MICAELA LA GUAPA (CAPÍTULO II)

Dedico este relato a mi amiga Micaela hoy día de su cumpleaños.


Corre, corre, que pierdes el bus.
Decía para sí Micaela, dejando atrás el Bar Juanito y pasando como una flecha delante de Modas Princess y Burger Yeny. Los adoquines le devolvían el eco febril de sus pasos que la conducían a la parada de autobús de ‘La Sagrada’, apodo abreviado con el que solía referirse a su barriada, situada en el periférico barrio de Ciudad Jardín, una concurrida vecindad de gente de clase trabajadora en la que conviven varias generaciones.
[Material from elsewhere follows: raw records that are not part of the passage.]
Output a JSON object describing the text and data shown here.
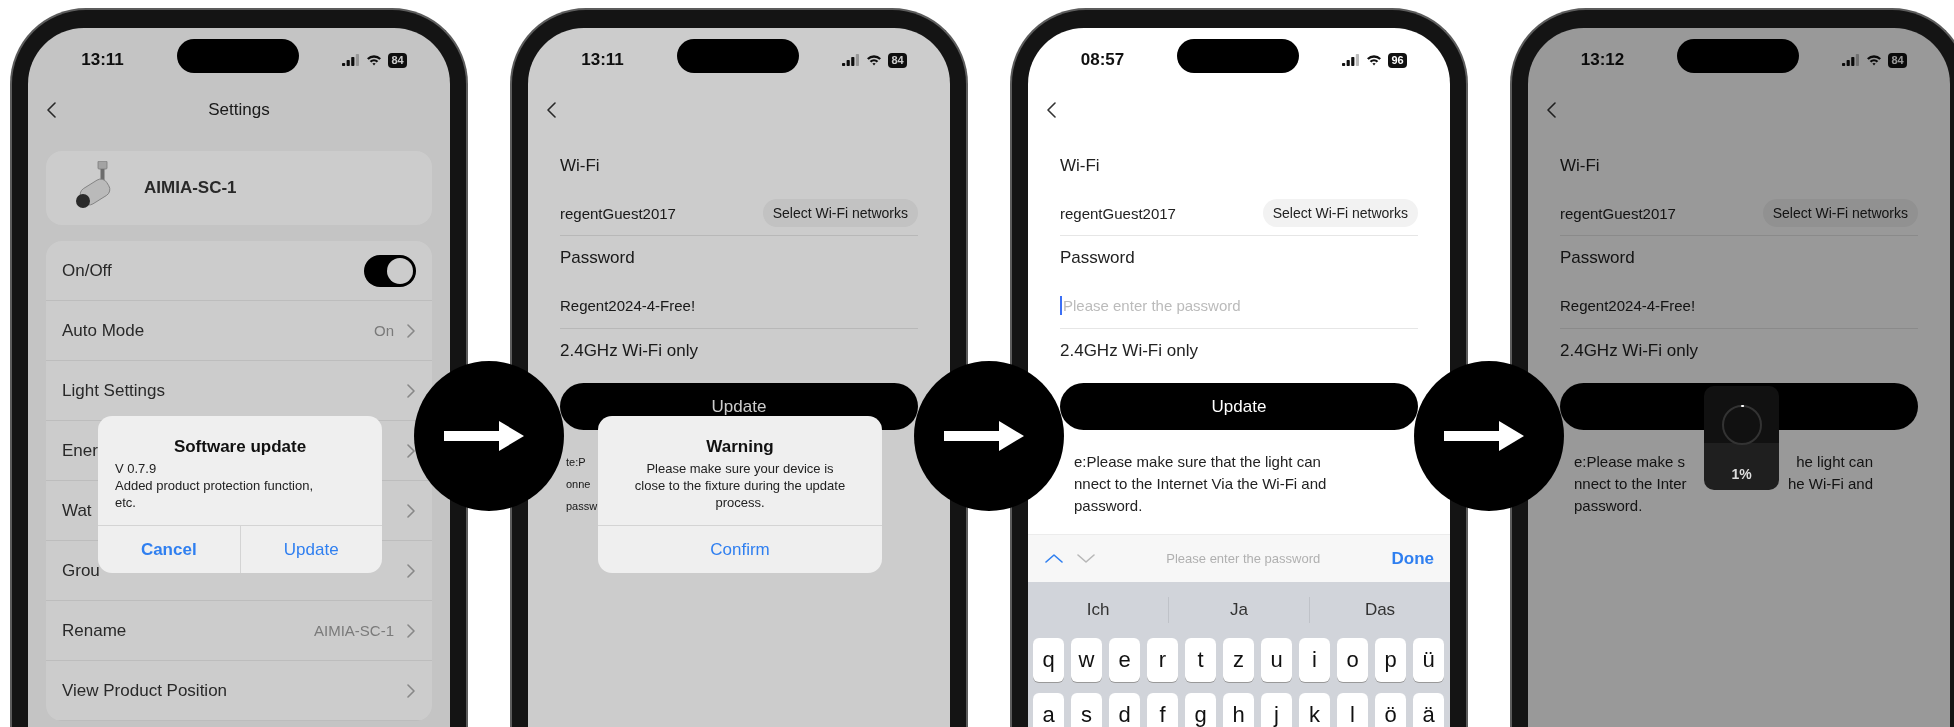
{
  "screens": [
    {
      "kind": "settings",
      "time": "13:11",
      "battery": "84",
      "title": "Settings",
      "device_name": "AIMIA-SC-1",
      "rows": [
        {
          "kind": "toggle",
          "label": "On/Off",
          "on": true
        },
        {
          "kind": "link",
          "label": "Auto Mode",
          "value": "On"
        },
        {
          "kind": "link",
          "label": "Light Settings"
        },
        {
          "kind": "link",
          "label": "Ener"
        },
        {
          "kind": "link",
          "label": "Wat"
        },
        {
          "kind": "link",
          "label": "Grou"
        },
        {
          "kind": "link",
          "label": "Rename",
          "value": "AIMIA-SC-1"
        },
        {
          "kind": "link",
          "label": "View Product Position"
        }
      ],
      "dialog": {
        "kind": "prompt",
        "title": "Software update",
        "body": "V 0.7.9\nAdded product protection function,\netc.",
        "buttons": [
          {
            "label": "Cancel",
            "preferred": true
          },
          {
            "label": "Update",
            "preferred": false
          }
        ]
      }
    },
    {
      "kind": "wifi",
      "time": "13:11",
      "battery": "84",
      "section_title": "Wi-Fi",
      "network": "regentGuest2017",
      "select_button": "Select Wi-Fi networks",
      "password_label": "Password",
      "password": {
        "value": "Regent2024-4-Free!"
      },
      "band_note": "2.4GHz Wi-Fi only",
      "update_button": "Update",
      "note_lines": [
        [
          "te:P"
        ],
        [
          "onne"
        ],
        [
          "passw"
        ]
      ],
      "dialog": {
        "kind": "alert",
        "title": "Warning",
        "body": "Please make sure your device is\nclose to the fixture during the update\nprocess.",
        "buttons": [
          {
            "label": "Confirm",
            "preferred": false
          }
        ]
      }
    },
    {
      "kind": "wifi",
      "time": "08:57",
      "battery": "96",
      "section_title": "Wi-Fi",
      "network": "regentGuest2017",
      "select_button": "Select Wi-Fi networks",
      "password_label": "Password",
      "password": {
        "placeholder": "Please enter the password",
        "focused": true
      },
      "band_note": "2.4GHz Wi-Fi only",
      "update_button": "Update",
      "note_lines": [
        [
          "e:Please make sure that the light can"
        ],
        [
          "nnect to the Internet Via the Wi-Fi and"
        ],
        [
          "password."
        ]
      ],
      "keyboard": {
        "prompt": "Please enter the password",
        "done": "Done",
        "suggestions": [
          "Ich",
          "Ja",
          "Das"
        ],
        "rows": [
          [
            "q",
            "w",
            "e",
            "r",
            "t",
            "z",
            "u",
            "i",
            "o",
            "p",
            "ü"
          ],
          [
            "a",
            "s",
            "d",
            "f",
            "g",
            "h",
            "j",
            "k",
            "l",
            "ö",
            "ä"
          ]
        ]
      }
    },
    {
      "kind": "wifi",
      "time": "13:12",
      "battery": "84",
      "section_title": "Wi-Fi",
      "network": "regentGuest2017",
      "select_button": "Select Wi-Fi networks",
      "password_label": "Password",
      "password": {
        "value": "Regent2024-4-Free!"
      },
      "band_note": "2.4GHz Wi-Fi only",
      "note_lines": [
        [
          "e:Please make s",
          "he light can"
        ],
        [
          "nnect to the Inter",
          "he Wi-Fi and"
        ],
        [
          "password."
        ]
      ],
      "progress": {
        "level": 0.01,
        "label": "1%"
      }
    }
  ]
}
Las palmeras del paseo y el mercado de abastos habían visto crecer a una niña larguirucha, de piel morena y cabellera rizada. Cuarenta y tantas primaveras después, Micaela seguía formando parte de aquel paisaje urbano. La vida había pasado como un tren de alta velocidad, pero su alma de niña había permanecido intacta. 
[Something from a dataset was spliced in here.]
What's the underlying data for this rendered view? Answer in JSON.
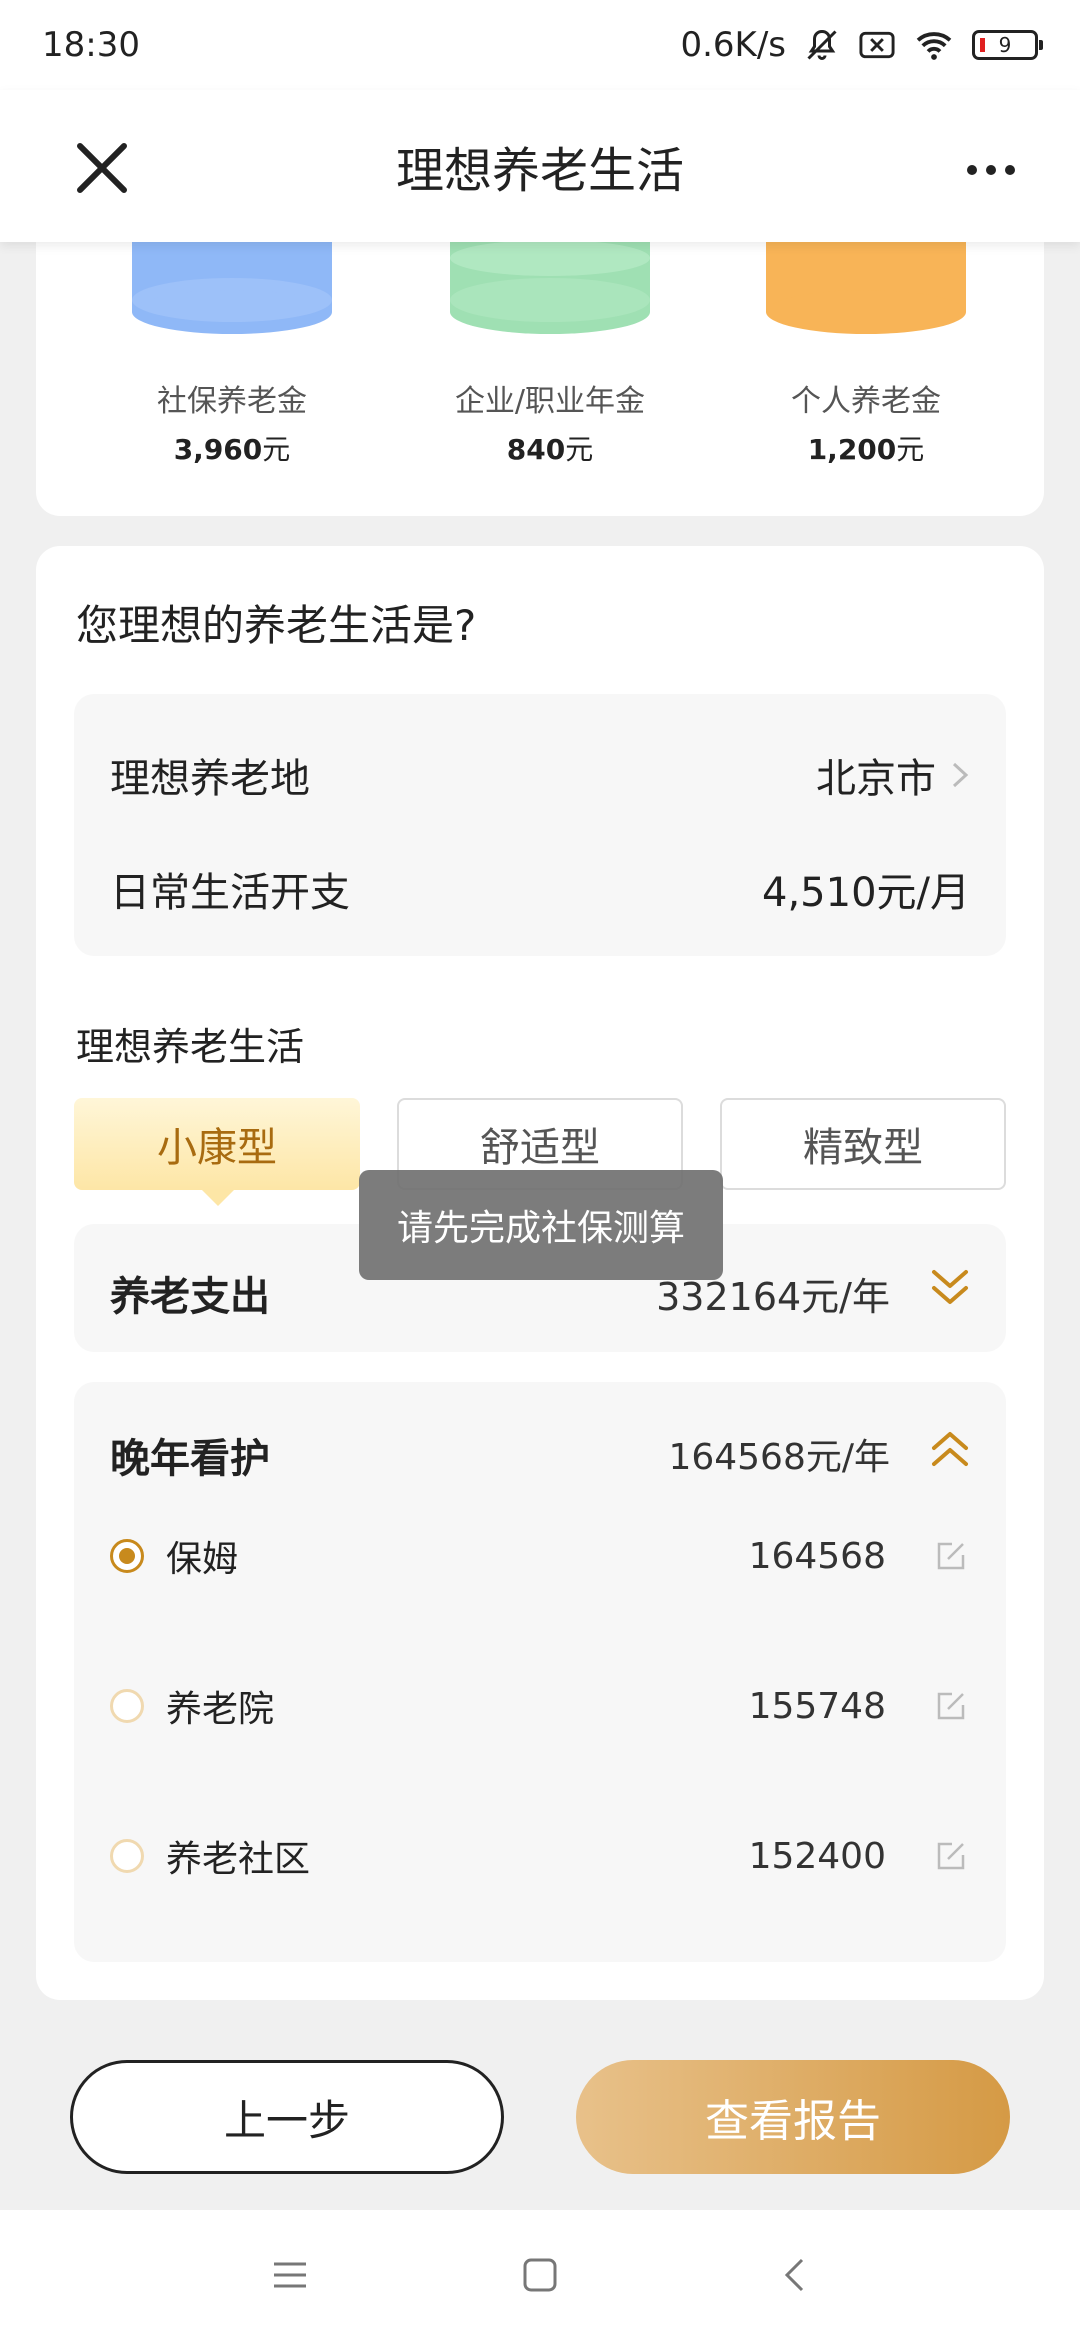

Podríamos decir que, como cualquier mañana, se dirigía al autobús para ir al trabajo, de no ser porque ese día había un detalle que cambiaba de forma vertiginosa las cosas: por primera vez se veía obligada a llevar una mascarilla de esas que llevan los cirujanos. Pues desde hacía varias semanas, el mundo entero se debatía frente a una contagiosa pandemia vírica, a razón de la cual el Gobierno había aprobado estrictas medidas de confinamiento. Micaela, como trabajadora de la limpieza, debía seguir acudiendo a su puesto de trabajo, ya que se trataba de uno de esos oficios indispensables. 
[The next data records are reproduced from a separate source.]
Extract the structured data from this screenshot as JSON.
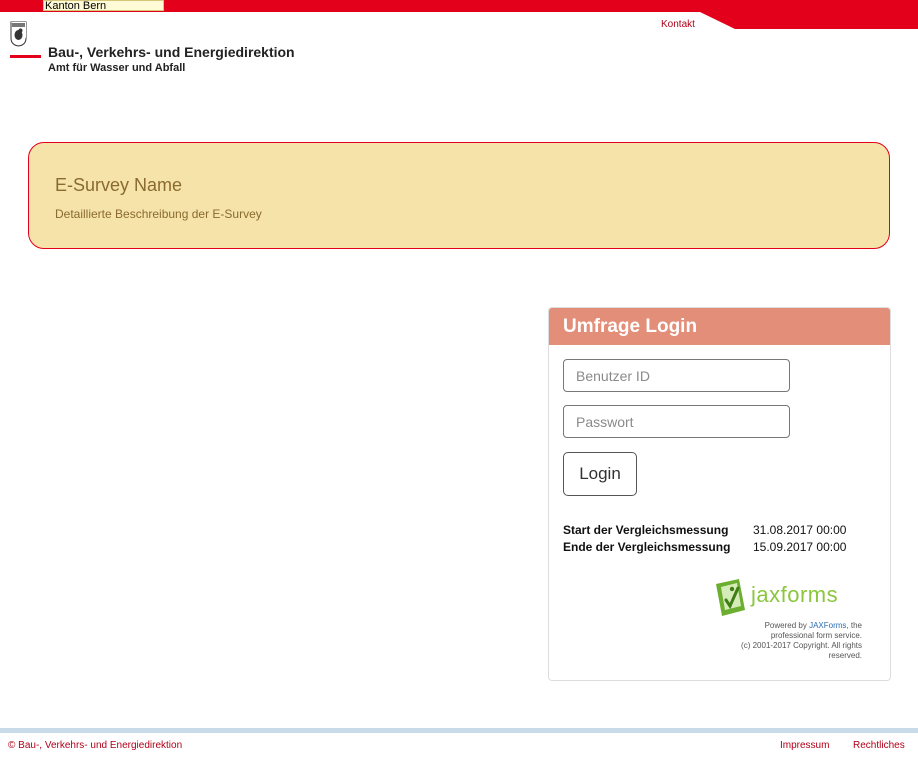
{
  "top": {
    "kanton_label": "Kanton Bern",
    "kontakt_link": "Kontakt"
  },
  "header": {
    "title": "Bau-, Verkehrs- und Energiedirektion",
    "subtitle": "Amt für Wasser und Abfall"
  },
  "survey": {
    "name": "E-Survey Name",
    "description": "Detaillierte Beschreibung der E-Survey"
  },
  "login": {
    "heading": "Umfrage Login",
    "user_placeholder": "Benutzer ID",
    "password_placeholder": "Passwort",
    "button_label": "Login",
    "start_label": "Start der Vergleichsmessung",
    "start_value": "31.08.2017 00:00",
    "end_label": "Ende der Vergleichsmessung",
    "end_value": "15.09.2017 00:00"
  },
  "jaxforms": {
    "logo_text": "jaxforms",
    "powered_prefix": "Powered by",
    "powered_link": "JAXForms",
    "powered_suffix": ", the professional form service.",
    "copyright": "(c) 2001-2017 Copyright. All rights reserved."
  },
  "footer": {
    "copyright": "© Bau-, Verkehrs- und Energiedirektion",
    "impressum": "Impressum",
    "rechtliches": "Rechtliches"
  },
  "colors": {
    "brand_red": "#e2001a",
    "banner_bg": "#f5e3aa",
    "banner_text": "#8a6a2e",
    "panel_header": "#e28e78",
    "jax_green": "#8cc63f"
  }
}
En un par de semanas, ya se había acostumbrado a las calles vacías y a la distancia social que debía mantener con los demás tanto en el autobús como en su lugar de trabajo. De vez en cuando, un agente del orden le pedía el certificado de empresa que le acreditaba para salir del confinamiento. Acomodada en la parte final del autobús, su mirada y sus pensamientos iban alternativamente del paisaje vacío de su ciudad a los asientos desocupados, y una extraña lasitud le recorrió el cuerpo. A menudo se sorprendía evocando acontecimientos pasados, como aquella mañana en la que el olor a sardinas asadas de la vecina la transportó a la noche de San Juan. Tan mágica y tumultuosa, con ese olor a verano. Los bares del barrio servían pescaíto, era como llevar la playa a la barriada. Pero para el solsticio de verano todavía quedaban unos cuantos meses y ahora además estaban en medio de una pandemia sin precedentes. Sus compañeras del bus se hallaban confinadas y desde que se declarara el estado de alarma, el autobús se había llenado de desconocidos que tras sus mascarillas, balbuceaban cosas ininteligibles. 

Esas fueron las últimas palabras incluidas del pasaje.